Running a process during boot
I'm using a 2.4.26 Linux kernel and a rad-hat red-hat based custom distribution as an operating system for a controller.
I developed a software to run over the controller and to perform some activities with the controller resources.
How can I configure the Linux to run my software during the boot process?
I other words: I want this software to run right after (or during) the boot process without the need of any manual interference.
eigther you can write a little startup-script, place it in /etc/init.d and link it to the run-level, where it should be strarted (/etc/rc3.d/ or /etc/rc5.d/) or simply add the start-command in /etc/rc.d/rc.local.

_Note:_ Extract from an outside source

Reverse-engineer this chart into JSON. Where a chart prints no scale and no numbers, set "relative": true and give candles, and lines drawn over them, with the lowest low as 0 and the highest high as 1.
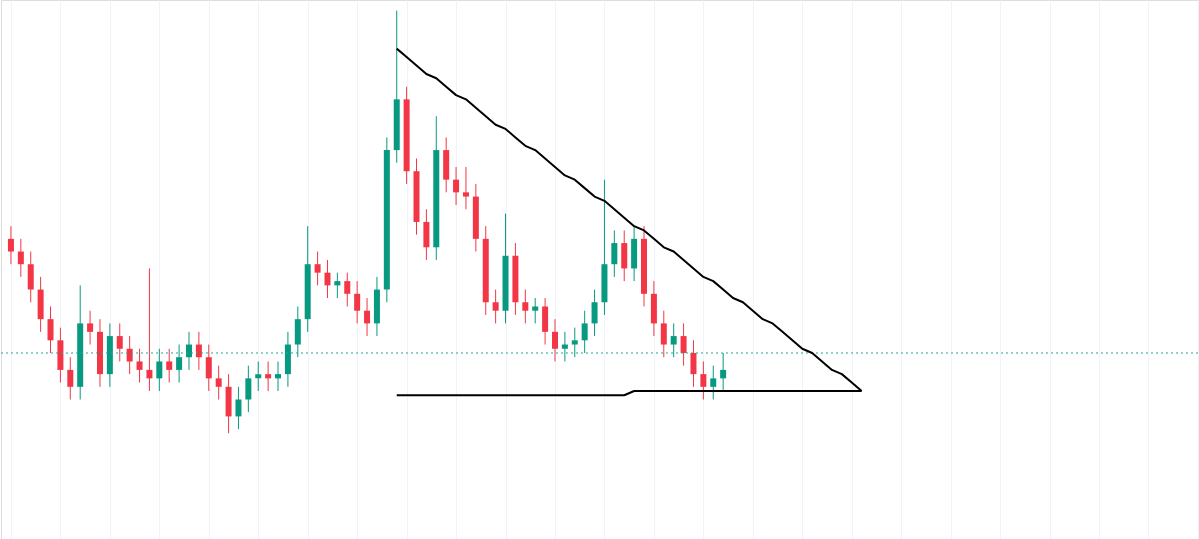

Each time Linux starts up, it runs one process: init. That process refers to /etc/inittab to tell it what to do for the current "runlevel," normally "5." (See man init, et al.)
And that usually consists of an instruction to run all of the "Snn.." files found in /etc/rc.d/rcn.d, where "n"=the current runlevel. (On boot, it runs "sysinit" first.) It runs the files in ascending order: hence the two-digit numbers in the names, used to enforce the order. You'll notice that each one of these files is a symlink, or alias, to files in /etc/init.d. (Whew!)
The "K..." files are used to close things down when switching runlevels: "K" is for "Kill." (So saith the author Sue Grafton.)
So, that's the mechanism that you will use.
Thanks for the info folks, BUT - I need my process to run without interfere the boot process - my process, as an embedded process, is endless!
Currently, if I'm running it before the boot process ends if prevents the boot from ending.